I agree with other posters here, do protect yourself.....create an avatar........"Just because you're paranoid, doesn't mean they're not out to get you".
The sadism and greed involved in the whole legal/penal system is horrifying and despicable. As a layperson, I know so many ridiculous, sad stories, I can only imagine what you go through!
Elvis Costello's song is running through my head now: (if i knew how to imbed, I would)
"What's So Funny 'bout Peace, Love and Understanding?"
LOVE LIGHT LAUGHTER JOY PEACE
Wow, thank you, Marnehb.
Rated. God, what a story! I swear, that after growing up during the Cold War and being constantly threatened by the government, especially Republicans. with the evils the former Soviet Union was supposedlycapable of, my own country now reminds me far too often of that "evil"!!

In the former Soviet Union, citizens' rights were trampled, just as in the case described above. Police were bullies, just as they are too often here in the USA today. At least the former Soviet Union didn't pretend or declare itself to be a bastion of freedom, equality, and justice for all, as did the USA, which makes us hypocrites as well.
your compassion is admirable
Unless you've left out information about a violent criminal past, this story is unconscionable, outrageous, heart breaking and shameful.

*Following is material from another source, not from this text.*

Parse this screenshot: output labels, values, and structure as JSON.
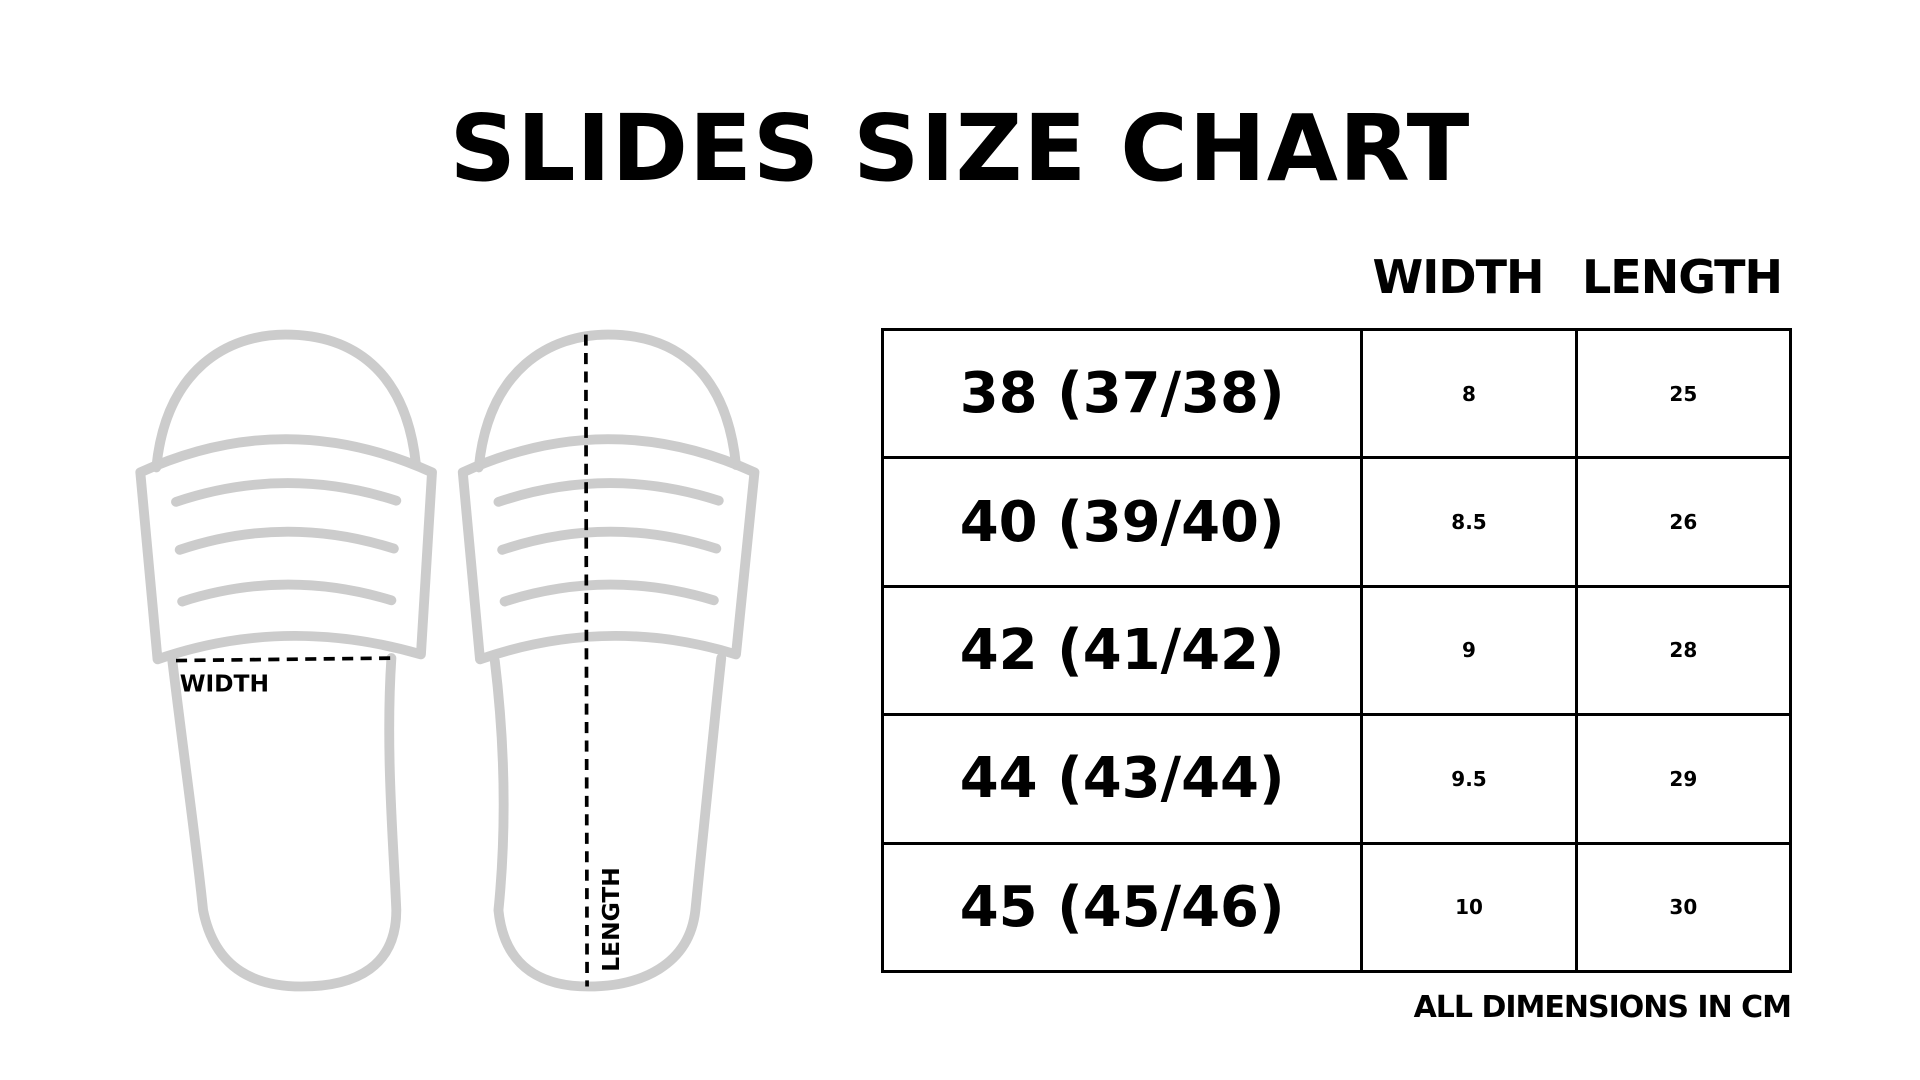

It occurs to me people who propagate these injustices are no longer accountable mainly because their peers, who oversee the administration of these facilities, are incompetent, sadistic and corrupt as well.

I'm finding it harder every day to identify with the land of my birth, with what it has become. When did we become so indecent, so empty, so withdrawn and resigned to ignominy?

God bless the whistle blowers and may your pleas reach long into the hearts and minds of every man and woman who can make-over the ugliness that has become us.
No, no violent crimes on his record. We never allowed people to come to the facility if they had any history of violence.

Thank you for your comment. I'm in the process of collecting stories from families about their experiences. This really needs some attention.
Thank you for what you are doing Leslie, it is noble by any measure.

I'd like to offer my services, but I'm working on a project of my own which I hope will rehabilitate and invest people like Roger with the faculties to assimilate back into and well function in 'mainstream' society. I'm undoubtedly in way over my head, but as RFK so cogently put it .. If not us who? If not now when?

I might be able to help you sift through material if you get completely inundated, which I expect you well may. This is an issue I've wanted to see the proverbial lid blown off of for a very long time.

There are people who should go to jail over it.